Alexander Tomsky - my father's death from natural causes
Jan Tomsky was born into a German-speaking Jewish family in the little Czech town of Dobruska in 1920. As a young man he survived the Second World War in the shelter of a Catholic seminary while most of his relatives were murdered. Later he went on to become a highly respected professor of archaeology, first in Czechoslovakia, and after the Soviet invasion of 1968, at the University of Tuebingen in Germany. He died in 1994. Here his son, the well-known Czech publisher, Alexander Tomsky, recalls the bizarre and strangely symbolic circumstances of his death.

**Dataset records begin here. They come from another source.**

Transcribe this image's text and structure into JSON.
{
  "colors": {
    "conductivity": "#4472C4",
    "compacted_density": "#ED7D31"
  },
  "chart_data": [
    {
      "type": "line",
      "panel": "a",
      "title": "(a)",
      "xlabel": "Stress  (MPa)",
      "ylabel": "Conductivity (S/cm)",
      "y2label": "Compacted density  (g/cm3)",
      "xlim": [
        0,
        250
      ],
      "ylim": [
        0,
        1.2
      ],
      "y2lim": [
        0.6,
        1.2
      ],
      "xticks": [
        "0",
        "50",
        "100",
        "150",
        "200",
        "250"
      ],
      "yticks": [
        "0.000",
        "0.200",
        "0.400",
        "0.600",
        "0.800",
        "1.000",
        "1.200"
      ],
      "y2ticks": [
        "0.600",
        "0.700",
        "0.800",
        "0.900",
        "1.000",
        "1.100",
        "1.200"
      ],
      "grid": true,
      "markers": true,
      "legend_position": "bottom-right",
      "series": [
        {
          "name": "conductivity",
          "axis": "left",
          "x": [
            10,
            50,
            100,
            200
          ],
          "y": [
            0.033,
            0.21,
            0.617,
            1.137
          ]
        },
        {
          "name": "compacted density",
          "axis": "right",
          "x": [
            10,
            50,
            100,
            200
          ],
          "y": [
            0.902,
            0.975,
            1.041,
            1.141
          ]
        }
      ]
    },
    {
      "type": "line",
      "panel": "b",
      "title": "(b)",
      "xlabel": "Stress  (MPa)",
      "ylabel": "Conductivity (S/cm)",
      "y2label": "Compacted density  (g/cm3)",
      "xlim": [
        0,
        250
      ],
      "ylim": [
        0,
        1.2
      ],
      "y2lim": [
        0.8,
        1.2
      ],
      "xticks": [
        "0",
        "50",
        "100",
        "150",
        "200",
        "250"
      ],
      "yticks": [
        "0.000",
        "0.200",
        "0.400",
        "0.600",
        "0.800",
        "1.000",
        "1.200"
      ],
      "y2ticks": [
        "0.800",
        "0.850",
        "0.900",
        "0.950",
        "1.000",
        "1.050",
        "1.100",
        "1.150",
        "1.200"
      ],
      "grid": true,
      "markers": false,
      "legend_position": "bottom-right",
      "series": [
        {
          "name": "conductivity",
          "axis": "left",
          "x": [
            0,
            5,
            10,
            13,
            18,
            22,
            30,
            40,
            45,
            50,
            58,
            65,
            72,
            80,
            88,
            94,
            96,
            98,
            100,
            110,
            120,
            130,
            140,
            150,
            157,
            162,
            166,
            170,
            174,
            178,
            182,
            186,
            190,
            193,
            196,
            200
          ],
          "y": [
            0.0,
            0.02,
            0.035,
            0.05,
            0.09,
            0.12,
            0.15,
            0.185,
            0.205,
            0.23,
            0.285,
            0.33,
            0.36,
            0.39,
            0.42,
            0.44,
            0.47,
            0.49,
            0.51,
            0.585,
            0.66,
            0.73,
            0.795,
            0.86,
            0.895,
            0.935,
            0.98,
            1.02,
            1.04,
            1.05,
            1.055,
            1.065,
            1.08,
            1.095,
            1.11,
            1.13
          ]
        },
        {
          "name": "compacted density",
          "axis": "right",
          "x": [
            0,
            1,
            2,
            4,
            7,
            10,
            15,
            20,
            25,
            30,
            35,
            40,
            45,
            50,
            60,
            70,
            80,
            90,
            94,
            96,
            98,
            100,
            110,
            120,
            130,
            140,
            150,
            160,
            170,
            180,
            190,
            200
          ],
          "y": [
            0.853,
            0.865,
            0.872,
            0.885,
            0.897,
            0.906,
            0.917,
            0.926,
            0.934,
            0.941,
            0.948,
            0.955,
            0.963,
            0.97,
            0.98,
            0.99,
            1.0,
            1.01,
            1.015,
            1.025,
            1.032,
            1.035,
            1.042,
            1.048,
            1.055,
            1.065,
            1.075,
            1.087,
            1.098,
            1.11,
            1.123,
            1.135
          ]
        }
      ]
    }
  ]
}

"My father's death is a very sad thing that happens to many Jewish people who survived the genocide and who have lived fruitful and active lives, and then when they retire, when they get older, very often the shadows from the underworld, as it were, begin to haunt them. They suddenly begin to go back to their childhood, to remember all those cousins, aunts, uncles, friends, that died during the war, murdered by National Socialism in Germany. And I never suspected my father, that it would happen to him, but as he was getting older and was remembering more and more his young days, he began to question himself why he had survived, why him - you know, a kind of guilt of surviving, which I couldn't understand. I was born after the war. Then he began to see old cousins he had forgotten in my own children, because I have eight children, and he would say: "Ah, he looks like that". You know, he had tears in his eyes. And when my mother died, he was seventy-two, he found living quite impossible.
But he was a scientist and he decided to die of a natural cause. He had obviously slight problems with blood pressure, and he decided to go to the Alps - I think it's the highest hotel in Germany, in Berchtesgaden, and this is quite nightmarish, because Berchtesgaden was a special place - the Germans are ashamed of it - built by Hitler, and most parts of this mountain refuge of Hitler are not open to the public. But there is a hotel and my father simply stayed there for three days, was very merry, drinking Cognac and he died of a brain stroke - natural cause. But to die in Berchtesgaden seems symbolic, as if he wanted to join all those friends and relatives, and there were over seventy of his aunts and uncles and cousins who died in the war."